Juru Bicara Otorita Ibu Kota Nusantara (IKN), Troy Pantouw, menegaskan bahwa capaian investasi ini membuktikan pembangunan Nusantara tidak berhenti dan terus bergerak menuju terbentuknya ekosistem perkotaan yang hidup. “Total angka estimasi investasi kini di IKN mencapai sebesar Rp72,39 triliun, ini menunjukkan bahwa kepercayaan terhadap IKN terus berjalan,” ujar Troy pada Kamis (14/5).
Rincian Investasi dan Keterlibatan Pelaku Usaha
Troy Pantouw merinci, total estimasi investasi di IKN terbagi menjadi dua komponen utama. Investasi swasta murni menyumbang sebesar Rp60,29 triliun, sementara fasilitas publik dan penugasan Kementerian/Lembaga (K/L) mencapai Rp12,10 triliun.

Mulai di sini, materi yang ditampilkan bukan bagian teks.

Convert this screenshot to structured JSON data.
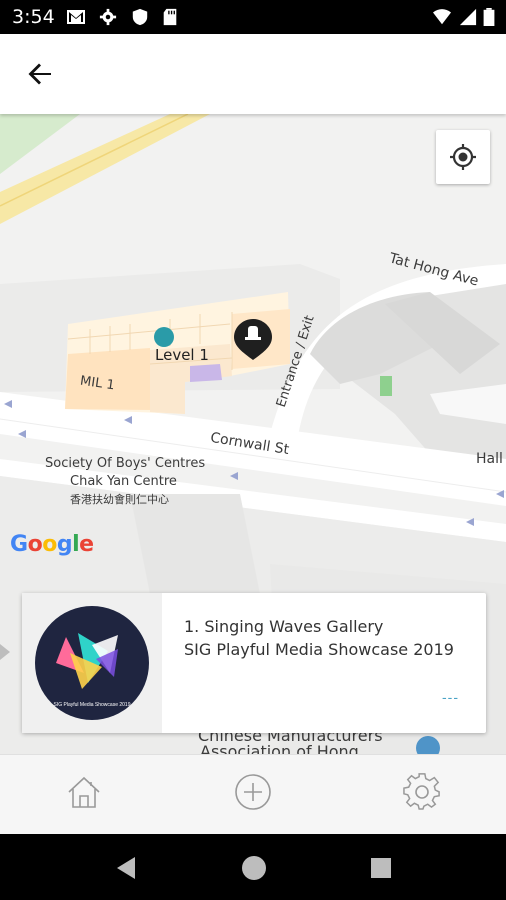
{
  "status_bar": {
    "time": "3:54"
  },
  "app_bar": {
    "back_icon": "arrow-back-icon"
  },
  "map": {
    "streets": {
      "tat_hong_ave": "Tat Hong Ave",
      "cornwall_st": "Cornwall St",
      "entrance_exit": "Entrance / Exit",
      "hall": "Hall"
    },
    "building": {
      "level_label": "Level 1",
      "mil_label": "MIL 1"
    },
    "poi": {
      "society_line1": "Society Of Boys' Centres",
      "society_line2": "Chak Yan Centre",
      "society_line3": "香港扶幼會則仁中心",
      "chinese_mfr_line1": "Chinese Manufacturers",
      "chinese_mfr_line2": "Association of Hong"
    },
    "google_logo": "Google",
    "locate_icon": "my-location-icon"
  },
  "card": {
    "title": "1. Singing Waves Gallery",
    "subtitle": "SIG Playful Media Showcase 2019",
    "more": "---",
    "thumb_caption": "SIG Playful Media Showcase 2019"
  },
  "bottom_nav": {
    "home_icon": "home-icon",
    "add_icon": "add-circle-icon",
    "settings_icon": "gear-icon"
  },
  "colors": {
    "accent": "#2a9ba8",
    "map_bg": "#f2f2f1",
    "road_yellow": "#f7e8a6",
    "thumb_circle": "#1f2540"
  }
}
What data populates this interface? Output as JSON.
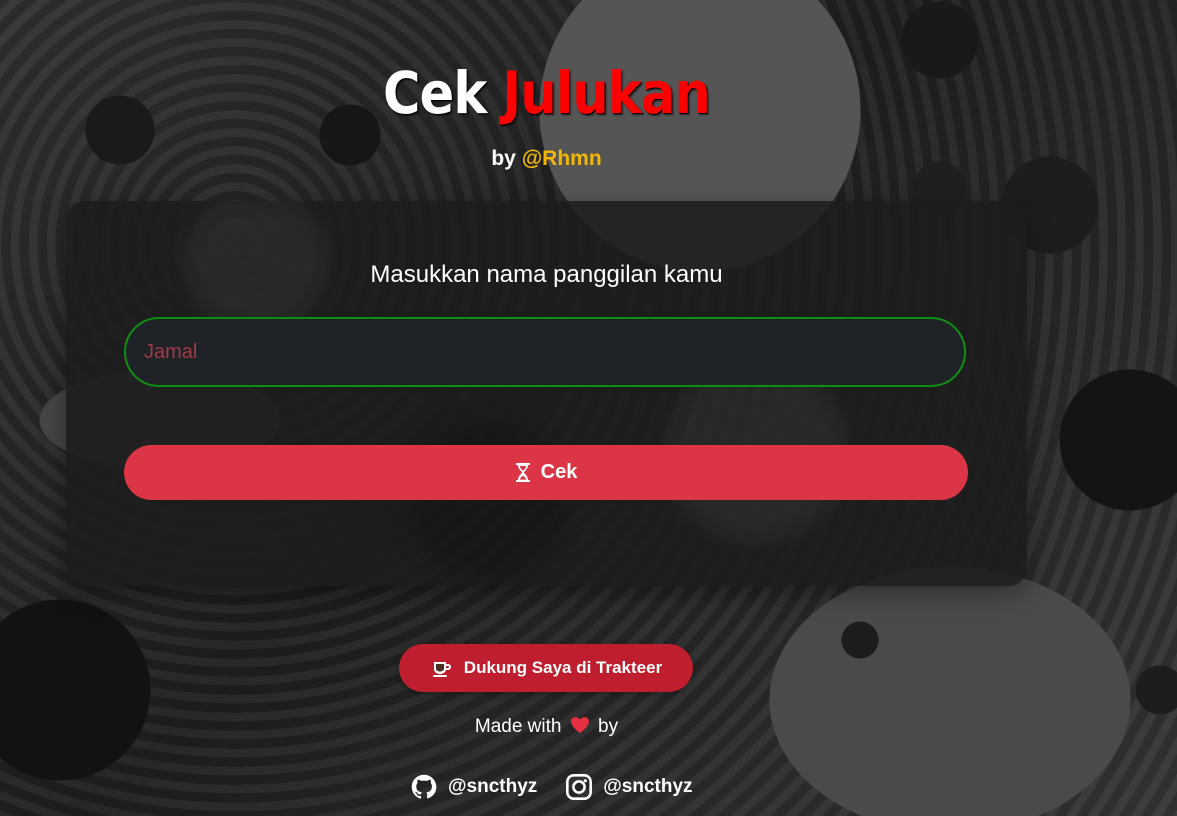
{
  "header": {
    "title_part1": "Cek",
    "title_part2": "Julukan",
    "by_text": "by",
    "author_handle": "@Rhmn"
  },
  "form": {
    "prompt": "Masukkan nama panggilan kamu",
    "input_value": "",
    "input_placeholder": "Jamal",
    "submit_label": "Cek",
    "submit_icon": "hourglass-icon"
  },
  "support": {
    "label": "Dukung Saya di Trakteer",
    "icon": "cup-icon"
  },
  "footer": {
    "made_with_text": "Made with",
    "by_text": "by",
    "heart_icon": "heart-icon",
    "socials": [
      {
        "name": "github",
        "handle": "@sncthyz",
        "icon": "github-icon"
      },
      {
        "name": "instagram",
        "handle": "@sncthyz",
        "icon": "instagram-icon"
      }
    ]
  },
  "colors": {
    "accent_red": "#dc3545",
    "title_red": "#ff0000",
    "handle_gold": "#f2b705",
    "input_border": "#0f8f12"
  }
}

Secara keseluruhan, Otorita IKN telah menjalin 75 Perjanjian Kerja Sama (PKS) dengan 65 pelaku usaha yang terlibat dalam investasi swasta murni. Selain itu, terdapat 15 penugasan kepada K/L untuk mendukung pembangunan IKN.
Komposisi investasi juga menunjukkan keterlibatan luas dari pelaku usaha nasional maupun internasional. Dari 75 PKS, sebanyak 11 PKS berasal dari investor asing, melibatkan delapan perusahaan dari enam negara, yaitu Korea Selatan, Tiongkok, Uni Emirat Arab, Rusia, Malaysia, dan Singapura. Sementara itu, 64 PKS lainnya berasal dari pelaku usaha dalam negeri.
“Kehadiran investasi ini terlihat pada berbagai sektor, mulai dari hunian, infrastruktur, energi, akomodasi, pusat olahraga, hingga fasilitas komersial,” sebut Troy, menunjukkan diversifikasi sektor yang menarik minat investor.
Pertumbuhan Ekonomi dan Kehidupan Kota
Selain investasi besar, aktivitas perekonomian di kawasan Nusantara juga mulai menunjukkan geliat. Berbagai bisnis seperti makanan, minuman, dan usaha penunjang kebutuhan masyarakat lainnya mulai tumbuh, melayani baik pekerja maupun pengunjung yang beraktivitas di IKN.
Troy menyatakan bahwa masuknya investasi ini mengirimkan sinyal jelas bahwa para investor mulai melihat IKN sebagai pasar masa depan yang menjanjikan. “Ketika infrastruktur dasar, hunian, energi, layanan publik, dan aktivitas ekonomi mulai terbentuk, di situlah kota ini mulai hidup. Investasi ini menjadi jembatan dari pembangunan menuju kehidupan kota,” tegasnya.
Salah satu contoh nyata perkembangan ekosistem bisnis adalah masuknya merek ternama seperti Roti’O. Harfi, Leader/Kepala Toko Roti O di IKN, mengungkapkan antusiasme pengunjung cukup tinggi sejak pembukaan. “sejak dibuka kemarin, antusiasme pengunjung lumayan ramai. Khusus untuk grand opening, itu ada lebih dari seratus orang yang datang,” kata Harfi.
Harfi juga optimis terhadap prospek IKN ke depan. “Kalau di IKN, mungkin akan ramai, apalagi kemungkinan untuk orang-orang liburan segala macam mungkin bakal disini, bakal ramai untuk kedepannya,” pungkasnya.
Dengan terus berlanjutnya investasi dan pertumbuhan ekonomi, IKN semakin mantap dalam mewujudkan visinya sebagai kota masa depan Indonesia yang berkelanjutan dan berdaya saing.